The parenting experts say that children shouldn’t have a computer in their room. That it should be in a public place like the family room however nowadays with iphones and laptops how can you enforce that?
I think all families with teenage girls need to go live on a desert island. How about that?!
There’s a novel solution! 🙂
My apologies to anyone who has been trouble posting comments!! Katy Lee emailed me this comment to share. Thanks Katy, for introducing us to WAR!
This is such a powerful storyline, and I am looking forward to reading this and sharing it, not only with my preteen daughter, but also my local Aglow Women’s Group.
We sponsor the organization WAR (Women At Risk) by holding jewelry and craft fairs that women who have been sold and rescued have made, helping them earn a living, but also raising money and awareness of this crime.
Okay, I’ve taken that annoying word verification off of comments. Sorry, I didn’t realize it was on, since blogger doesn’t make me do it. Hopefully, this won’t open the door to spam and will make it easier to have a discussion.

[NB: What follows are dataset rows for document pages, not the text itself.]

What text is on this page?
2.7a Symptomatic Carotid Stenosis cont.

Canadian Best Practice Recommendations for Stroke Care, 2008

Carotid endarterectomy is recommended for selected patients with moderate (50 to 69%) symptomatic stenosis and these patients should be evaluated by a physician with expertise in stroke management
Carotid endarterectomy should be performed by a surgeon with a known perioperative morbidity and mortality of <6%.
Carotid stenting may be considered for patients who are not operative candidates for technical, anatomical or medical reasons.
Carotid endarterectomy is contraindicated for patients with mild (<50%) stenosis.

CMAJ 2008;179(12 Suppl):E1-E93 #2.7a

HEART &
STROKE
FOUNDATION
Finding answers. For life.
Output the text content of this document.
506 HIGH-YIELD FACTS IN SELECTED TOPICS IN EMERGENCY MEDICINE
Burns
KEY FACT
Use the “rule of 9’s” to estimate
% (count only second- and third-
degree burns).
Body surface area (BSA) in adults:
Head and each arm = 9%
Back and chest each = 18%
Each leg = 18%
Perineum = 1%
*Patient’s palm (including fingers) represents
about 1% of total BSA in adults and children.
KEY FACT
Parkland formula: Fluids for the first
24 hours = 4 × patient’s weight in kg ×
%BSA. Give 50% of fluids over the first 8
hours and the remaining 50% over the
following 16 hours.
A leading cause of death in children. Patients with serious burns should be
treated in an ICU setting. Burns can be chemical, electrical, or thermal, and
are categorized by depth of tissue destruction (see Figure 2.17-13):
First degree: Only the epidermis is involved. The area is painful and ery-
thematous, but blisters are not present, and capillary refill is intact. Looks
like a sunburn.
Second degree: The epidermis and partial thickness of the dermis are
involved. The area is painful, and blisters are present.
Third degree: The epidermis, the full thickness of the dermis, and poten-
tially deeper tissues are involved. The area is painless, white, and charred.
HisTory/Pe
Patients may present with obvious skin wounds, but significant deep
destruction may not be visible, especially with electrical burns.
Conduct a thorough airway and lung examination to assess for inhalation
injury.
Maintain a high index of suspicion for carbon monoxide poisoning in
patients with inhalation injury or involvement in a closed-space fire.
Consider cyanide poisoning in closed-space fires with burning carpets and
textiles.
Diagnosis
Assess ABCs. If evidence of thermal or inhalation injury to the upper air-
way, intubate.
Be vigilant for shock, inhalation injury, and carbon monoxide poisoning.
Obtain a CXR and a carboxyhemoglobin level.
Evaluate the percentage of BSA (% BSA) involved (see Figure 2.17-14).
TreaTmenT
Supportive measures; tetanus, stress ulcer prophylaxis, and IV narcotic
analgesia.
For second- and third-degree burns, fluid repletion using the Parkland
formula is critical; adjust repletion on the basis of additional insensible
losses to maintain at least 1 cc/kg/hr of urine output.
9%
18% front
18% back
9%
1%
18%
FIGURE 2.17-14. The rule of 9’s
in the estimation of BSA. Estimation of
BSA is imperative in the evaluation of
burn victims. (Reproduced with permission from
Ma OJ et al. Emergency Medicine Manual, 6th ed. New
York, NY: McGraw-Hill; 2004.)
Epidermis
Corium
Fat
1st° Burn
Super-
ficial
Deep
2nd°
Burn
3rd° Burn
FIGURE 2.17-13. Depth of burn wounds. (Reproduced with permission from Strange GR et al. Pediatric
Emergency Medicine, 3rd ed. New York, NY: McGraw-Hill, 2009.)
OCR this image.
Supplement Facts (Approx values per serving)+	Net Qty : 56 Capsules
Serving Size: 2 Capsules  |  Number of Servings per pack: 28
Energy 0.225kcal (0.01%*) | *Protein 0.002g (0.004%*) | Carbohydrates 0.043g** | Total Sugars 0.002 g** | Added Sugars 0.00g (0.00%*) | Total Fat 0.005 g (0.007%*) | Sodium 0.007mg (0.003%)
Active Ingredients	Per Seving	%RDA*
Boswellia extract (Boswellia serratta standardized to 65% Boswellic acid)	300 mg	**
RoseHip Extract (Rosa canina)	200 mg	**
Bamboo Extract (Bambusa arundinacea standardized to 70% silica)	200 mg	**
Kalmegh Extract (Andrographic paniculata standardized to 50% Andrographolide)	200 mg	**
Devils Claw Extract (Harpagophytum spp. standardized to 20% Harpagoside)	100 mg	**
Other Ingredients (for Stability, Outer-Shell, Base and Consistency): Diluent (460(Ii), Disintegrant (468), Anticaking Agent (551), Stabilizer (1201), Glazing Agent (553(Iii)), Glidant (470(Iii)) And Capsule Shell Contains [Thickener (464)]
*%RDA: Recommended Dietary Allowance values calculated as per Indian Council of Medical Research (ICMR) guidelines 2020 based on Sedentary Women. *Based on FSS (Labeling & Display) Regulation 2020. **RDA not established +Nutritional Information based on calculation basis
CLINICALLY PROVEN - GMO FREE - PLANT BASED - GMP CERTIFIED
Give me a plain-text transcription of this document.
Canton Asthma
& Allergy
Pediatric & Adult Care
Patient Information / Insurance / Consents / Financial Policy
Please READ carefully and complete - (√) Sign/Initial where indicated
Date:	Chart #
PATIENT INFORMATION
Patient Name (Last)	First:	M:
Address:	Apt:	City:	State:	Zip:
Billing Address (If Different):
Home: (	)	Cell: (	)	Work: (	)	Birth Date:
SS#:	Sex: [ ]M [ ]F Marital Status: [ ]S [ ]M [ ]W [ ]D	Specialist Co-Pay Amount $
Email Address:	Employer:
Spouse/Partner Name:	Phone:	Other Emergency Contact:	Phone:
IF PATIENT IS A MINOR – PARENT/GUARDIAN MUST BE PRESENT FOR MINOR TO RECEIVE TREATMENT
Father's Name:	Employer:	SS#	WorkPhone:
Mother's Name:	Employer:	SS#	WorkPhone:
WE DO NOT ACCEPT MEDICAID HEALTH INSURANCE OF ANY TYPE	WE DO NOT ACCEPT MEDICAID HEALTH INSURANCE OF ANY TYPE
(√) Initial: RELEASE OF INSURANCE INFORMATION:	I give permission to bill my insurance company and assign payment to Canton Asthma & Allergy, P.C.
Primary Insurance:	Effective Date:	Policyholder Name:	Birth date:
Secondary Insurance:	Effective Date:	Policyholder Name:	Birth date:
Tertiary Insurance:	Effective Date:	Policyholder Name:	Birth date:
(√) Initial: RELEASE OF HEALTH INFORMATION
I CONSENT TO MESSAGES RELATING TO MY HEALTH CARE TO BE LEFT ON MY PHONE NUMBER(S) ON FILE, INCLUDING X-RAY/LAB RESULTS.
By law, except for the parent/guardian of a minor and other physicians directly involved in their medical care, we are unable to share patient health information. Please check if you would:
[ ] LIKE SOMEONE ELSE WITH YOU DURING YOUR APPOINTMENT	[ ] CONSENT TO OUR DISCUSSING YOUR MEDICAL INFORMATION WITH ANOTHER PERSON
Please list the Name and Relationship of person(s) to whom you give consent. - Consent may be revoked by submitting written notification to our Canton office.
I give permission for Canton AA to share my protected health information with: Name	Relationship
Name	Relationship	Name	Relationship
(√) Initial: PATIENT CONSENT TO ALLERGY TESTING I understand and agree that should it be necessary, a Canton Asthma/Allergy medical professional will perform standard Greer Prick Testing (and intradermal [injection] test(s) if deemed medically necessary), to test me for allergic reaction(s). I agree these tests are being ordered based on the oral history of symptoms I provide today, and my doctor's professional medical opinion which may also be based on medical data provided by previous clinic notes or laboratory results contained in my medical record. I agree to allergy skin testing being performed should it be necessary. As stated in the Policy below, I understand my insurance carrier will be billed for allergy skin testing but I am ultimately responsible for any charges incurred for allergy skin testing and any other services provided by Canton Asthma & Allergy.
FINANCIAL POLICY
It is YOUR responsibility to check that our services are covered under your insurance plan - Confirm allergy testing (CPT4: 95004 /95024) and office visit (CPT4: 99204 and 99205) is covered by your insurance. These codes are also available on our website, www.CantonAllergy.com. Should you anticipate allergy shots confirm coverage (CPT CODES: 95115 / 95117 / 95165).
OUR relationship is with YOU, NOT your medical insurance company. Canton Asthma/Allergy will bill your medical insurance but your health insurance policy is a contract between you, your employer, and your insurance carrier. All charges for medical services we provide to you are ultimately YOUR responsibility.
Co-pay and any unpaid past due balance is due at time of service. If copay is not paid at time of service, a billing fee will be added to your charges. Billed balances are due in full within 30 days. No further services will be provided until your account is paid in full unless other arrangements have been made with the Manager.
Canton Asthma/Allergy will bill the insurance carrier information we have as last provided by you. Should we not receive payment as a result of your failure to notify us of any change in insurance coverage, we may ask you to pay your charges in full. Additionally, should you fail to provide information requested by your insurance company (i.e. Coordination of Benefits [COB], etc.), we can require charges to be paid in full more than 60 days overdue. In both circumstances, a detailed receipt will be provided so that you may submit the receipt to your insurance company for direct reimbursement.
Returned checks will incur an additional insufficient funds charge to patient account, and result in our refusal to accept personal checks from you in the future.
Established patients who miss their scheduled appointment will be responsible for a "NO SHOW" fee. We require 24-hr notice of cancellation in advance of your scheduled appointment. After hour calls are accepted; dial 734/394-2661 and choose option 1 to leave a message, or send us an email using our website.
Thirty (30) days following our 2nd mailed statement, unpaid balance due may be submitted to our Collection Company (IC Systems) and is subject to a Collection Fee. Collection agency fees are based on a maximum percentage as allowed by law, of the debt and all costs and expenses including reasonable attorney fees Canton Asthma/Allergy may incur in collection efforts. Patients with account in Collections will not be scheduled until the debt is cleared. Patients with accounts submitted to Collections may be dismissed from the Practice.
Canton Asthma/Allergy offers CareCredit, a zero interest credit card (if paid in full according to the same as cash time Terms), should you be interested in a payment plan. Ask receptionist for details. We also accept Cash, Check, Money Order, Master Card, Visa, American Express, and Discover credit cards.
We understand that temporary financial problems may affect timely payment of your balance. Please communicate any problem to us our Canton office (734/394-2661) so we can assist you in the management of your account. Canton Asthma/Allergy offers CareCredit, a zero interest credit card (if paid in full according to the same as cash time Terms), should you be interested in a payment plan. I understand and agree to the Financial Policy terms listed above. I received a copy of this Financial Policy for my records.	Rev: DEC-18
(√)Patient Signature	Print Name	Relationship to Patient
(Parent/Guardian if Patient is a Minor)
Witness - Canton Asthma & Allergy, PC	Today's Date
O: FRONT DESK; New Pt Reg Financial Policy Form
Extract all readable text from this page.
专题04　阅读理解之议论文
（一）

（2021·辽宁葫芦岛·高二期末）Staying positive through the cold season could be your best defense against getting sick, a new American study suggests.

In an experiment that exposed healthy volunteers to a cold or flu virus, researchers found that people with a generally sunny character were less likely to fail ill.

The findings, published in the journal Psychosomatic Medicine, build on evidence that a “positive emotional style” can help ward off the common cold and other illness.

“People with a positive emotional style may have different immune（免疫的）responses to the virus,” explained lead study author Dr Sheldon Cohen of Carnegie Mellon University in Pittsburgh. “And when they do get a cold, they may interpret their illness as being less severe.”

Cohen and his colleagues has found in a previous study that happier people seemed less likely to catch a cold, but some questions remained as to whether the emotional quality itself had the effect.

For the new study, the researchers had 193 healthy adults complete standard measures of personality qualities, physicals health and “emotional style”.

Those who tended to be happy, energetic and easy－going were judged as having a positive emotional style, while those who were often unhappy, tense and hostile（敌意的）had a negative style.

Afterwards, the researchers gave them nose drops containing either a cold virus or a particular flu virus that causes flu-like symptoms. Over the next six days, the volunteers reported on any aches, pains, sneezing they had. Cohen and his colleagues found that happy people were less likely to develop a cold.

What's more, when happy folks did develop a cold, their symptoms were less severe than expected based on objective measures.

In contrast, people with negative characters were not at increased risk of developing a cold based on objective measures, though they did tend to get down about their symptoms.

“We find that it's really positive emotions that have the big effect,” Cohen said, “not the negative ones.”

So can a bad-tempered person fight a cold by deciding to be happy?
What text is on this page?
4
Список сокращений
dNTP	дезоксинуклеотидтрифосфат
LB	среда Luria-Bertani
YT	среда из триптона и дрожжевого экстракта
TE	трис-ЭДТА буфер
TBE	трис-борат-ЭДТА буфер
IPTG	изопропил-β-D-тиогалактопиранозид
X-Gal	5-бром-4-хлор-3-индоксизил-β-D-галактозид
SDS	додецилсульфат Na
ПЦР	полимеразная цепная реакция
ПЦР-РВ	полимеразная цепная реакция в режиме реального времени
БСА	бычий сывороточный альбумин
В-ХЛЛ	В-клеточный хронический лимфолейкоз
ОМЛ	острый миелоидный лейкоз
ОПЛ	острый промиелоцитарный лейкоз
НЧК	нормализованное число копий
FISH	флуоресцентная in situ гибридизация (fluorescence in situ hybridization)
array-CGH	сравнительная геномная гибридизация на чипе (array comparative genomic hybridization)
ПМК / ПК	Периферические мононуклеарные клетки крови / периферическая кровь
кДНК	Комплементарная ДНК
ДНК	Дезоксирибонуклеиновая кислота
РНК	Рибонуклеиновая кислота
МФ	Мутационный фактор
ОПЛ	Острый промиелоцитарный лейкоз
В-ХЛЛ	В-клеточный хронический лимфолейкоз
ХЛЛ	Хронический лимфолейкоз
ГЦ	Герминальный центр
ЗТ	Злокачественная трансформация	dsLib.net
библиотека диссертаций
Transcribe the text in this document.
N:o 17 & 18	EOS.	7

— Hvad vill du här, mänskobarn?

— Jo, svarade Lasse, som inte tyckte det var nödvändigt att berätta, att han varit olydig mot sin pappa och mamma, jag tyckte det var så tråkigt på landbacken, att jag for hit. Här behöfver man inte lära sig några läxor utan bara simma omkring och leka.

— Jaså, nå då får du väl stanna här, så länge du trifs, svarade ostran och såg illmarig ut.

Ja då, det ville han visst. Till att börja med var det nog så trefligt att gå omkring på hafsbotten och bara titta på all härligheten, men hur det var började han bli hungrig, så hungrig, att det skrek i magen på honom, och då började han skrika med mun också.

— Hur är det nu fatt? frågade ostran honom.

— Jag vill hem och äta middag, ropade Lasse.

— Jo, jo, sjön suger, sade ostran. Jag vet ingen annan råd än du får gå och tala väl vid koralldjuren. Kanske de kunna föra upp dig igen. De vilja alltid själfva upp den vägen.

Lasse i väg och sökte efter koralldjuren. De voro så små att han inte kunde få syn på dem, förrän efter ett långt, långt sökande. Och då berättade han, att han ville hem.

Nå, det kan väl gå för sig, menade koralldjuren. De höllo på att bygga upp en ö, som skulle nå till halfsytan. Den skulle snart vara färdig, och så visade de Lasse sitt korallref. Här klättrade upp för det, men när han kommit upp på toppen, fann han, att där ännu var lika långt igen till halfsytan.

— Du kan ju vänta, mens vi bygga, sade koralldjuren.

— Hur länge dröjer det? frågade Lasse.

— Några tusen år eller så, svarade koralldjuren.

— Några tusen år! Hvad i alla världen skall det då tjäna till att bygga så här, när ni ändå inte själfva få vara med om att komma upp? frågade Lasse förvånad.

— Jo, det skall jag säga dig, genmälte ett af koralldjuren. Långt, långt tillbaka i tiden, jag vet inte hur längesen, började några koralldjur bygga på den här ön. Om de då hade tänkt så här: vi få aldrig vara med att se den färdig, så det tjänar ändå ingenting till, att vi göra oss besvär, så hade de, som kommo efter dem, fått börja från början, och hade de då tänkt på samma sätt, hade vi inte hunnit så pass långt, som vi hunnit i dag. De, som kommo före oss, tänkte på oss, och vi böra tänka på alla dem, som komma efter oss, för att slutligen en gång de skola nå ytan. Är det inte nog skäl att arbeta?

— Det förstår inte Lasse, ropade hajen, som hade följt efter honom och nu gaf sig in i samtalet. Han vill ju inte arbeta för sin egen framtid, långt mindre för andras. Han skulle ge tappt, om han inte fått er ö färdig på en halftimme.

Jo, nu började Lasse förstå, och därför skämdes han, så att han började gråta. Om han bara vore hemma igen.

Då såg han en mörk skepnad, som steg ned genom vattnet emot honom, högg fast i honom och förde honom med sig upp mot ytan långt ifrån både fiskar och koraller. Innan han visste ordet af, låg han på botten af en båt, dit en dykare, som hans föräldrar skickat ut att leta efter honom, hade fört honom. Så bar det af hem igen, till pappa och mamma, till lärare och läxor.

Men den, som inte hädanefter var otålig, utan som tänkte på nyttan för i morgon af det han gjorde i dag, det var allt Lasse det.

Katy, it’s organizations like WAR that will help spread the word and help the ones affected.
Kay, I’d better be looking for a desert island for my granddaughters. They’ll be teens in no time. I agree a parent has to start from the get go to forge a strong relationship with their children to weather the tough times.
Patti Jo, it’s nice to see you there. I still remember our talks at ACFW conference.
Loree, I haven’t stopped worrying about my grown son. It’s a mother’s job.
Jeanette, I hope my book reaches the right person I was meant to write it for.